Chad Brown holds a strong hand in this intriguing optional claimer. It looked like stakes could be on the horizon for his charge Sayyaaf (#1) following that impressive N1X victory over a mile in December. Yet that form didn’t translate as well into a tougher spot at this level last time. He got too rank heading into the first turn that day when unable to make the lead and was finished by mid-stretch. This cutback should suit him, but the presence of other speed in here complicates matters a bit. He appears to be best when he gets clear on the front end, and Explorationist (#3) and Fortune’s Fool (#5) could have something to say about that.

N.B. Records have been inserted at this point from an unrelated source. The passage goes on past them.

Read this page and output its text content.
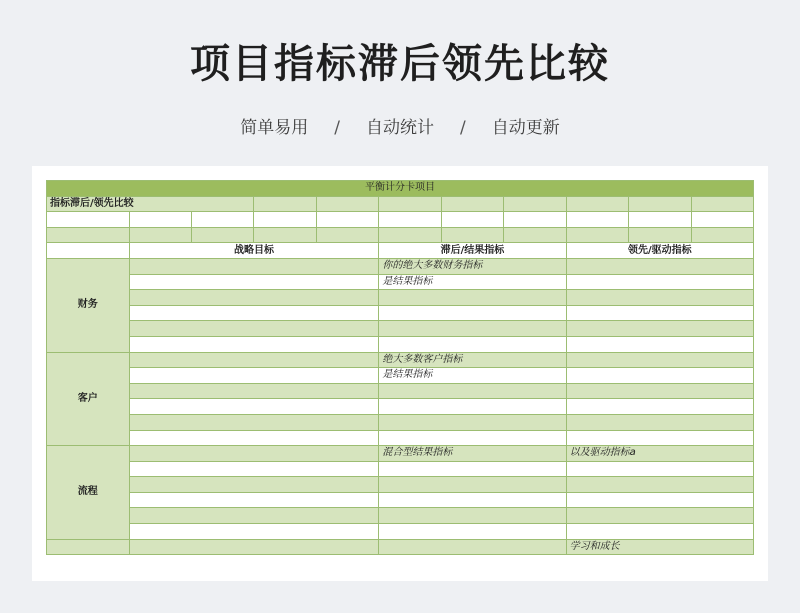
项目指标滞后领先比较
简单易用 / 自动统计 / 自动更新
平衡计分卡项目										
指标滞后/领先比较										

	战略目标				滞后/结果指标			领先/驱动指标		
财务					你的绝大多数财务指标					
					是结果指标					

客户					绝大多数客户指标					
					是结果指标					

流程					混合型结果指标			以及驱动指标a		

								学习和成长		
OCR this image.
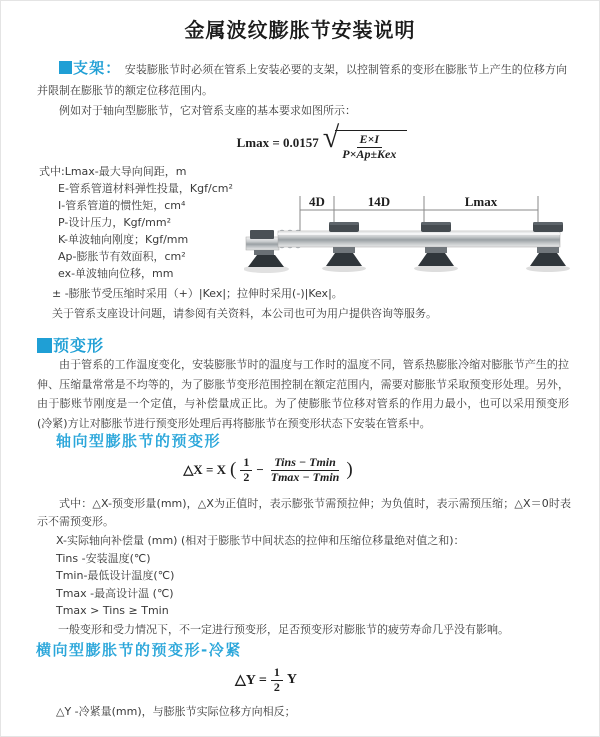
金属波纹膨胀节安装说明
支架： 安装膨胀节时必须在管系上安装必要的支架，以控制管系的变形在膨胀节上产生的位移方向并限制在膨胀节的额定位移范围内。
例如对于轴向型膨胀节，它对管系支座的基本要求如图所示：
Lmax = 0.0157 √ E×I
P×Ap±Kex
式中:Lmax-最大导向间距，m
E-管系管道材料弹性投量，Kgf/cm²
I-管系管道的惯性矩，cm⁴
P-设计压力，Kgf/mm²
K-单波轴向刚度；Kgf/mm
Ap-膨胀节有效面积，cm²
ex-单波轴向位移，mm
± -膨胀节受压缩时采用（+）|Kex|；拉伸时采用(-)|Kex|。
关于管系支座设计问题，请参阅有关资料，本公司也可为用户提供咨询等服务。
4D	14D	Lmax
预变形
由于管系的工作温度变化，安装膨胀节时的温度与工作时的温度不同，管系热膨胀冷缩对膨胀节产生的拉伸、压缩量常常是不均等的，为了膨胀节变形范围控制在额定范围内，需要对膨胀节采取预变形处理。另外，由于膨账节刚度是一个定值，与补偿量成正比。为了使膨胀节位移对管系的作用力最小，也可以采用预变形(冷紧)方让对膨胀节进行预变形处理后再将膨胀节在预变形状态下安装在管系中。
轴向型膨胀节的预变形
△X = X ( $\frac{1}{2}$ −
Tins − Tmin
Tmax − Tmin )
式中：△X-预变形量(mm)，△X为正值时，表示膨张节需预拉伸；为负值时，表示需预压缩；△X＝0时表示不需预变形。
X-实际轴向补偿量 (mm) (相对于膨胀节中间状态的拉伸和压缩位移量绝对值之和)：
Tins -安装温度(℃)
Tmin-最低设计温度(℃)
Tmax -最高设计温 (℃)
Tmax > Tins ≥ Tmin
一般变形和受力情况下，不一定进行预变形，足否预变形对膨胀节的疲劳寿命几乎没有影响。
横向型膨胀节的预变形-冷紧
△Y = $\frac{1}{2}$ Y
△Y -冷紧量(mm)，与膨胀节实际位移方向相反；
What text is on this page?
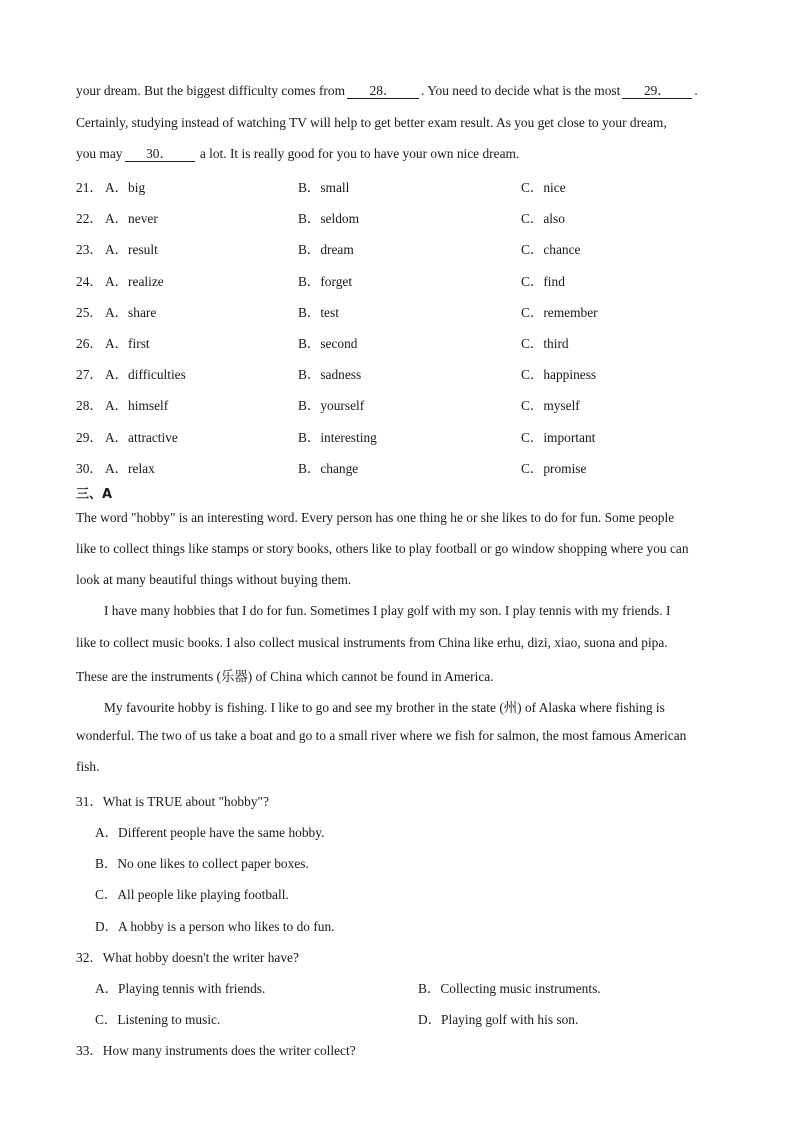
your dream. But the biggest difficulty comes from 28． . You need to decide what is the most 29． .
Certainly, studying instead of watching TV will help to get better exam result. As you get close to your dream,
you may 30． a lot. It is really good for you to have your own nice dream.
21． A．big	B．small	C．nice
22． A．never	B．seldom	C．also
23． A．result	B．dream	C．chance
24． A．realize	B．forget	C．find
25． A．share	B．test	C．remember
26． A．first	B．second	C．third
27． A．difficulties	B．sadness	C．happiness
28． A．himself	B．yourself	C．myself
29． A．attractive	B．interesting	C．important
30． A．relax	B．change	C．promise
三、A
The word "hobby" is an interesting word. Every person has one thing he or she likes to do for fun. Some people
like to collect things like stamps or story books, others like to play football or go window shopping where you can
look at many beautiful things without buying them.
I have many hobbies that I do for fun. Sometimes I play golf with my son. I play tennis with my friends. I
like to collect music books. I also collect musical instruments from China like erhu, dizi, xiao, suona and pipa.
These are the instruments (乐器) of China which cannot be found in America.
My favourite hobby is fishing. I like to go and see my brother in the state (州) of Alaska where fishing is
wonderful. The two of us take a boat and go to a small river where we fish for salmon, the most famous American
fish.
31．What is TRUE about "hobby"?
A．Different people have the same hobby.
B．No one likes to collect paper boxes.
C．All people like playing football.
D．A hobby is a person who likes to do fun.
32．What hobby doesn't the writer have?
A．Playing tennis with friends.	B．Collecting music instruments.
C．Listening to music.	D．Playing golf with his son.
33．How many instruments does the writer collect?
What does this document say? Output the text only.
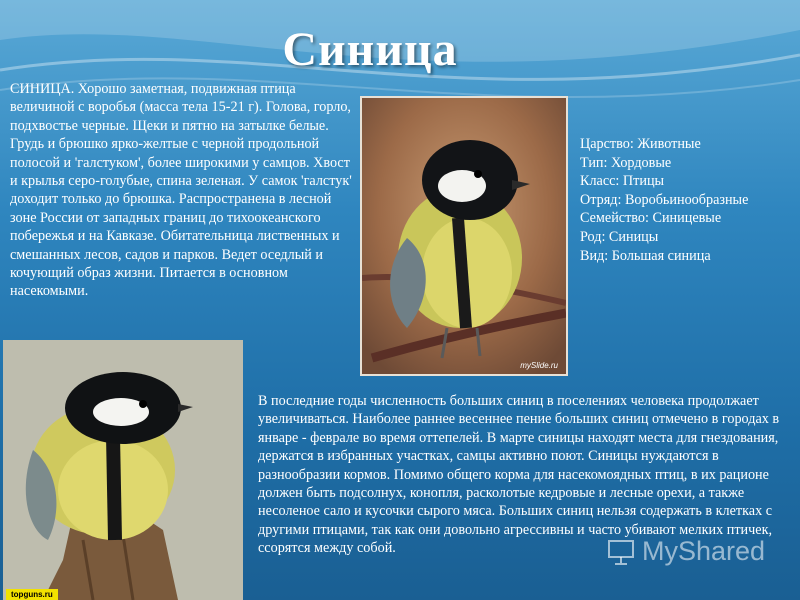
Синица
СИНИЦА. Хорошо заметная, подвижная птица величиной с воробья (масса тела 15-21 г). Голова, горло, подхвостье черные. Щеки и пятно на затылке белые. Грудь и брюшко ярко-желтые с черной продольной полосой и 'галстуком', более широкими у самцов. Хвост и крылья серо-голубые, спина зеленая. У самок 'галстук' доходит только до брюшка. Распространена в лесной зоне России от западных границ до тихоокеанского побережья и на Кавказе. Обитательница лиственных и смешанных лесов, садов и парков. Ведет оседлый и кочующий образ жизни. Питается в основном насекомыми.
mySlide.ru
Царство: Животные
Тип: Хордовые
Класс: Птицы
Отряд: Воробьинообразные
Семейство: Синицевые
Род: Синицы
Вид: Большая синица
topguns.ru
В последние годы численность больших синиц в поселениях человека продолжает увеличиваться. Наиболее раннее весеннее пение больших синиц отмечено в городах в январе - феврале во время оттепелей. В марте синицы находят места для гнездования, держатся в избранных участках, самцы активно поют. Синицы нуждаются в разнообразии кормов. Помимо общего корма для насекомоядных птиц, в их рационе должен быть подсолнух, конопля, расколотые кедровые и лесные орехи, а также несоленое сало и кусочки сырого мяса. Больших синиц нельзя содержать в клетках с другими птицами, так как они довольно агрессивны и часто убивают мелких птичек, ссорятся между собой.	MyShared
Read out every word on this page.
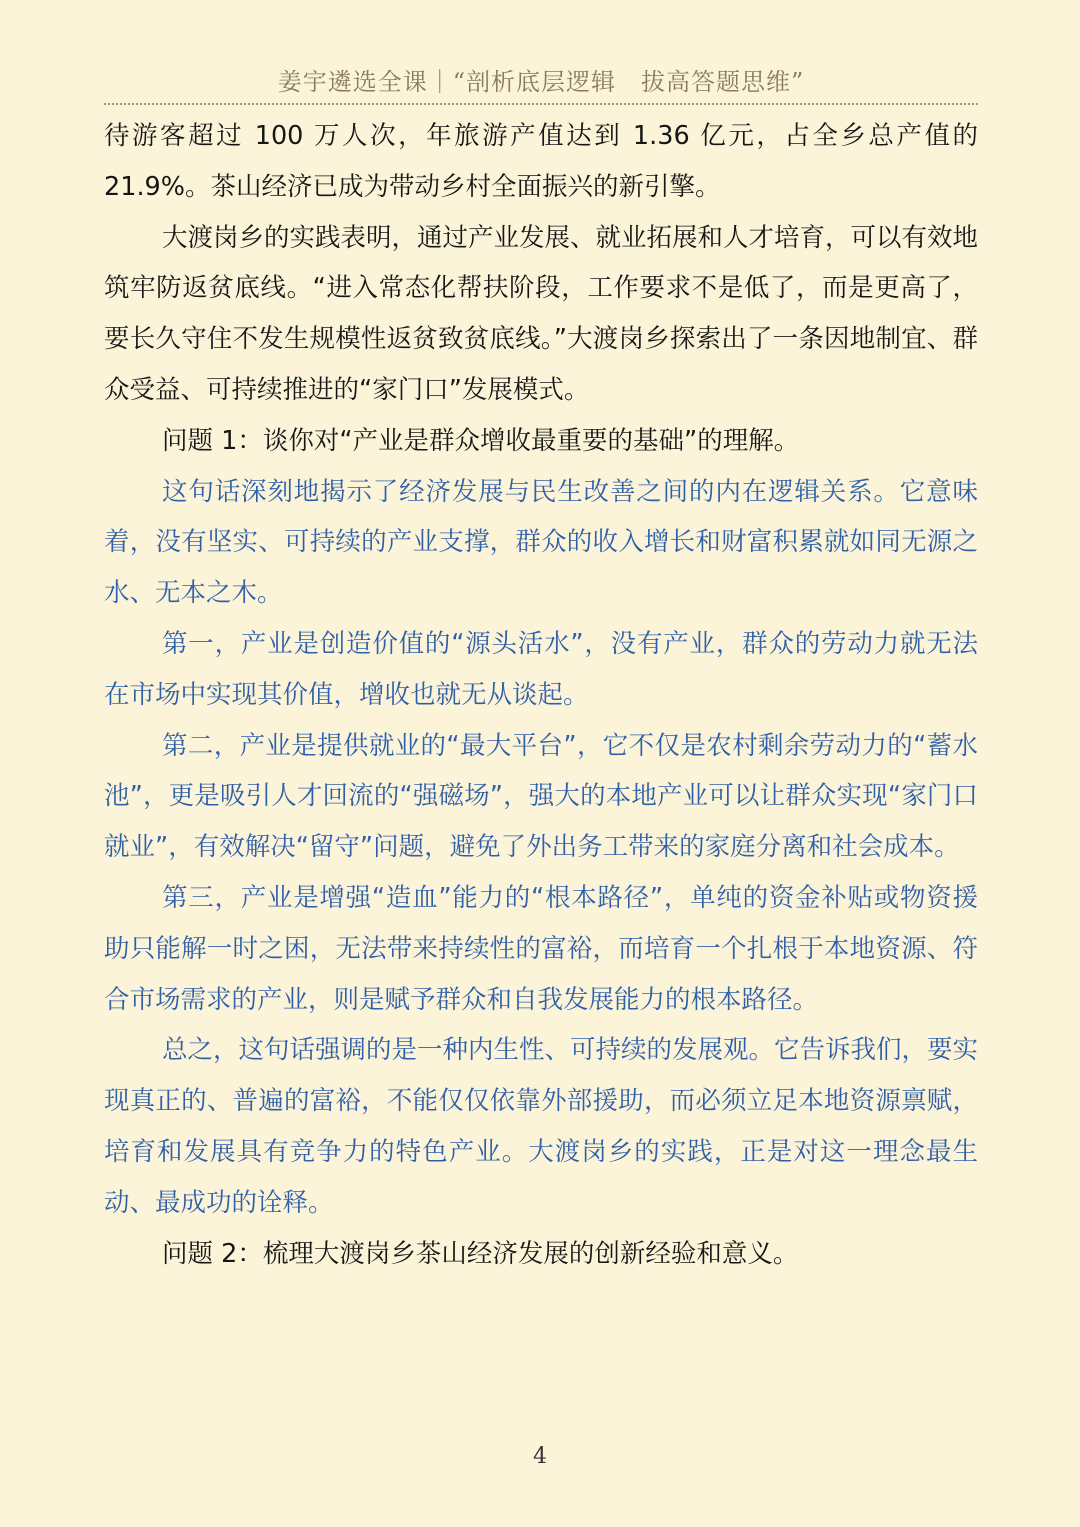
姜宇遴选全课｜“剖析底层逻辑　拔高答题思维”

待游客超过 100 万人次，年旅游产值达到 1.36 亿元，占全乡总产值的 21.9%。茶山经济已成为带动乡村全面振兴的新引擎。

大渡岗乡的实践表明，通过产业发展、就业拓展和人才培育，可以有效地筑牢防返贫底线。“进入常态化帮扶阶段，工作要求不是低了，而是更高了，要长久守住不发生规模性返贫致贫底线。”大渡岗乡探索出了一条因地制宜、群众受益、可持续推进的“家门口”发展模式。

问题 1：谈你对“产业是群众增收最重要的基础”的理解。

这句话深刻地揭示了经济发展与民生改善之间的内在逻辑关系。它意味着，没有坚实、可持续的产业支撑，群众的收入增长和财富积累就如同无源之水、无本之木。

第一，产业是创造价值的“源头活水”，没有产业，群众的劳动力就无法在市场中实现其价值，增收也就无从谈起。

第二，产业是提供就业的“最大平台”，它不仅是农村剩余劳动力的“蓄水池”，更是吸引人才回流的“强磁场”，强大的本地产业可以让群众实现“家门口就业”，有效解决“留守”问题，避免了外出务工带来的家庭分离和社会成本。

第三，产业是增强“造血”能力的“根本路径”，单纯的资金补贴或物资援助只能解一时之困，无法带来持续性的富裕，而培育一个扎根于本地资源、符合市场需求的产业，则是赋予群众和自我发展能力的根本路径。

总之，这句话强调的是一种内生性、可持续的发展观。它告诉我们，要实现真正的、普遍的富裕，不能仅仅依靠外部援助，而必须立足本地资源禀赋，培育和发展具有竞争力的特色产业。大渡岗乡的实践，正是对这一理念最生动、最成功的诠释。

问题 2：梳理大渡岗乡茶山经济发展的创新经验和意义。

4
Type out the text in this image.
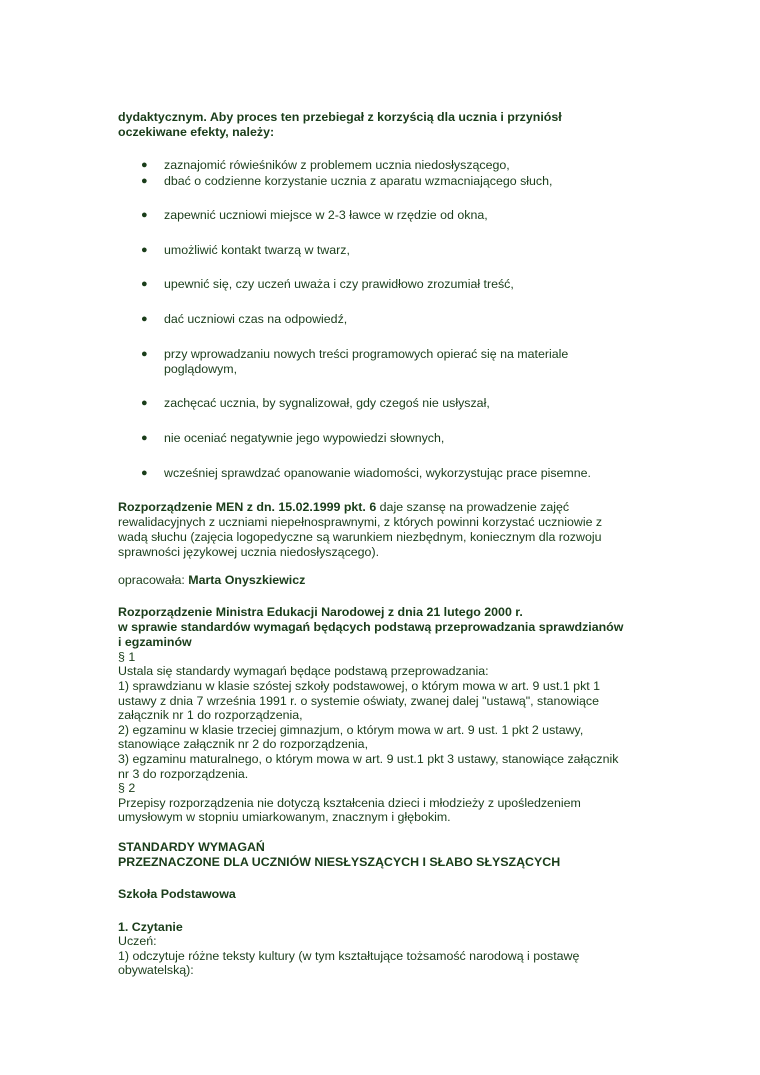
dydaktycznym. Aby proces ten przebiegał z korzyścią dla ucznia i przyniósł
oczekiwane efekty, należy:
● zaznajomić rówieśników z problemem ucznia niedosłyszącego,
● dbać o codzienne korzystanie ucznia z aparatu wzmacniającego słuch,
● zapewnić uczniowi miejsce w 2-3 ławce w rzędzie od okna,
● umożliwić kontakt twarzą w twarz,
● upewnić się, czy uczeń uważa i czy prawidłowo zrozumiał treść,
● dać uczniowi czas na odpowiedź,
● przy wprowadzaniu nowych treści programowych opierać się na materiale
poglądowym,
● zachęcać ucznia, by sygnalizował, gdy czegoś nie usłyszał,
● nie oceniać negatywnie jego wypowiedzi słownych,
● wcześniej sprawdzać opanowanie wiadomości, wykorzystując prace pisemne.
Rozporządzenie MEN z dn. 15.02.1999 pkt. 6 daje szansę na prowadzenie zajęć
rewalidacyjnych z uczniami niepełnosprawnymi, z których powinni korzystać uczniowie z
wadą słuchu (zajęcia logopedyczne są warunkiem niezbędnym, koniecznym dla rozwoju
sprawności językowej ucznia niedosłyszącego).
opracowała: Marta Onyszkiewicz
Rozporządzenie Ministra Edukacji Narodowej z dnia 21 lutego 2000 r.
w sprawie standardów wymagań będących podstawą przeprowadzania sprawdzianów
i egzaminów
§ 1
Ustala się standardy wymagań będące podstawą przeprowadzania:
1) sprawdzianu w klasie szóstej szkoły podstawowej, o którym mowa w art. 9 ust.1 pkt 1
ustawy z dnia 7 września 1991 r. o systemie oświaty, zwanej dalej "ustawą", stanowiące
załącznik nr 1 do rozporządzenia,
2) egzaminu w klasie trzeciej gimnazjum, o którym mowa w art. 9 ust. 1 pkt 2 ustawy,
stanowiące załącznik nr 2 do rozporządzenia,
3) egzaminu maturalnego, o którym mowa w art. 9 ust.1 pkt 3 ustawy, stanowiące załącznik
nr 3 do rozporządzenia.
§ 2
Przepisy rozporządzenia nie dotyczą kształcenia dzieci i młodzieży z upośledzeniem
umysłowym w stopniu umiarkowanym, znacznym i głębokim.
STANDARDY WYMAGAŃ
PRZEZNACZONE DLA UCZNIÓW NIESŁYSZĄCYCH I SŁABO SŁYSZĄCYCH
Szkoła Podstawowa
1. Czytanie
Uczeń:
1) odczytuje różne teksty kultury (w tym kształtujące tożsamość narodową i postawę
obywatelską):
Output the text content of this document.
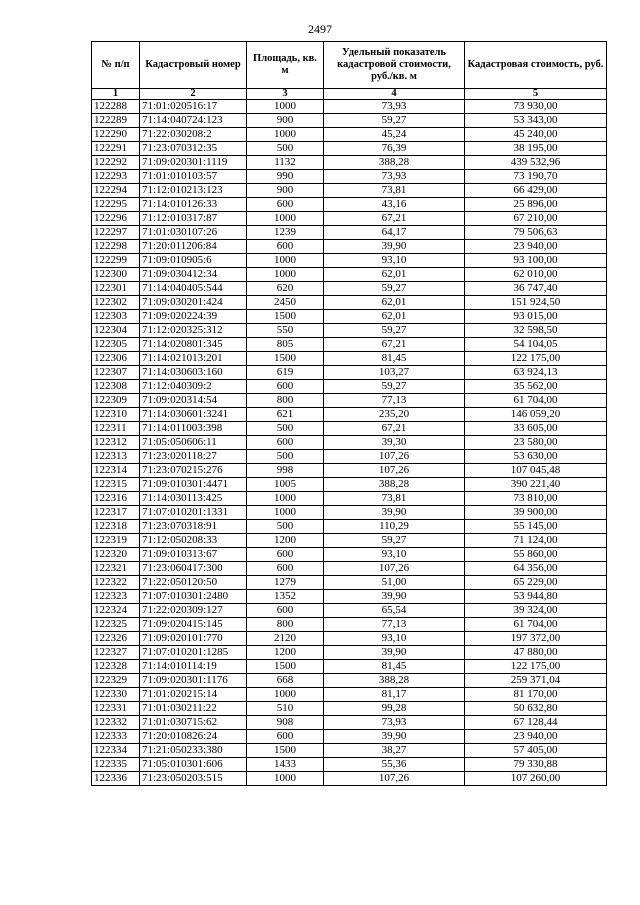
2497
№ п/п	Кадастровый номер	Площадь, кв. м	Удельный показатель кадастровой стоимости, руб./кв. м	Кадастровая стоимость, руб.
1	2	3	4	5
122288	71:01:020516:17	1000	73,93	73 930,00
122289	71:14:040724:123	900	59,27	53 343,00
122290	71:22:030208:2	1000	45,24	45 240,00
122291	71:23:070312:35	500	76,39	38 195,00
122292	71:09:020301:1119	1132	388,28	439 532,96
122293	71:01:010103:57	990	73,93	73 190,70
122294	71:12:010213:123	900	73,81	66 429,00
122295	71:14:010126:33	600	43,16	25 896,00
122296	71:12:010317:87	1000	67,21	67 210,00
122297	71:01:030107:26	1239	64,17	79 506,63
122298	71:20:011206:84	600	39,90	23 940,00
122299	71:09:010905:6	1000	93,10	93 100,00
122300	71:09:030412:34	1000	62,01	62 010,00
122301	71:14:040405:544	620	59,27	36 747,40
122302	71:09:030201:424	2450	62,01	151 924,50
122303	71:09:020224:39	1500	62,01	93 015,00
122304	71:12:020325:312	550	59,27	32 598,50
122305	71:14:020801:345	805	67,21	54 104,05
122306	71:14:021013:201	1500	81,45	122 175,00
122307	71:14:030603:160	619	103,27	63 924,13
122308	71:12:040309:2	600	59,27	35 562,00
122309	71:09:020314:54	800	77,13	61 704,00
122310	71:14:030601:3241	621	235,20	146 059,20
122311	71:14:011003:398	500	67,21	33 605,00
122312	71:05:050606:11	600	39,30	23 580,00
122313	71:23:020118:27	500	107,26	53 630,00
122314	71:23:070215:276	998	107,26	107 045,48
122315	71:09:010301:4471	1005	388,28	390 221,40
122316	71:14:030113:425	1000	73,81	73 810,00
122317	71:07:010201:1331	1000	39,90	39 900,00
122318	71:23:070318:91	500	110,29	55 145,00
122319	71:12:050208:33	1200	59,27	71 124,00
122320	71:09:010313:67	600	93,10	55 860,00
122321	71:23:060417:300	600	107,26	64 356,00
122322	71:22:050120:50	1279	51,00	65 229,00
122323	71:07:010301:2480	1352	39,90	53 944,80
122324	71:22:020309:127	600	65,54	39 324,00
122325	71:09:020415:145	800	77,13	61 704,00
122326	71:09:020101:770	2120	93,10	197 372,00
122327	71:07:010201:1285	1200	39,90	47 880,00
122328	71:14:010114:19	1500	81,45	122 175,00
122329	71:09:020301:1176	668	388,28	259 371,04
122330	71:01:020215:14	1000	81,17	81 170,00
122331	71:01:030211:22	510	99,28	50 632,80
122332	71:01:030715:62	908	73,93	67 128,44
122333	71:20:010826:24	600	39,90	23 940,00
122334	71:21:050233:380	1500	38,27	57 405,00
122335	71:05:010301:606	1433	55,36	79 330,88
122336	71:23:050203:515	1000	107,26	107 260,00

Brown’s other runner, Identity Politics (#11), is switching back to turf and this move is a little interesting. He actually began his career on the turf, and was hardly disgraced picking up checks against a pair of decent maiden fields. He’s improved on dirt since then, but his form has plateaued lately. He’s never quite gotten back to those two top efforts at the end of 2018 and has been struggling to break through at this level for a while. It makes sense to change something up, so why not go back to turf? He figures to work out a good trip and Irad taking the reins is a vote of confidence. I wouldn’t accept a short price on him, but he’s one to include.
Yet I’m landing on the logical choice CHEWING GUM (#2). Mott tried to cut him all the way back to 5 1/2 furlongs at Churchill last time, which is pretty drastic considering that he had been excelling in dirt routes prior to that. The move didn’t quite work out, but it wasn’t for lack of effort on the horse’s part. He got squeezed back out of the gate so he was too far back early, and then Rosario had trouble finding a clear path for his rally until they were into the stretch. All things considered, he made excellent late progress to get up for third. This slight stretch-out to 6 furlongs should suit him and the Pace Projector is predicting that he’ll get a fast pace to close into.
Exacta Key Box: 2 with 1,3,9,11
Trifecta: 2 with 1,3,11 with 1,3,5,9,11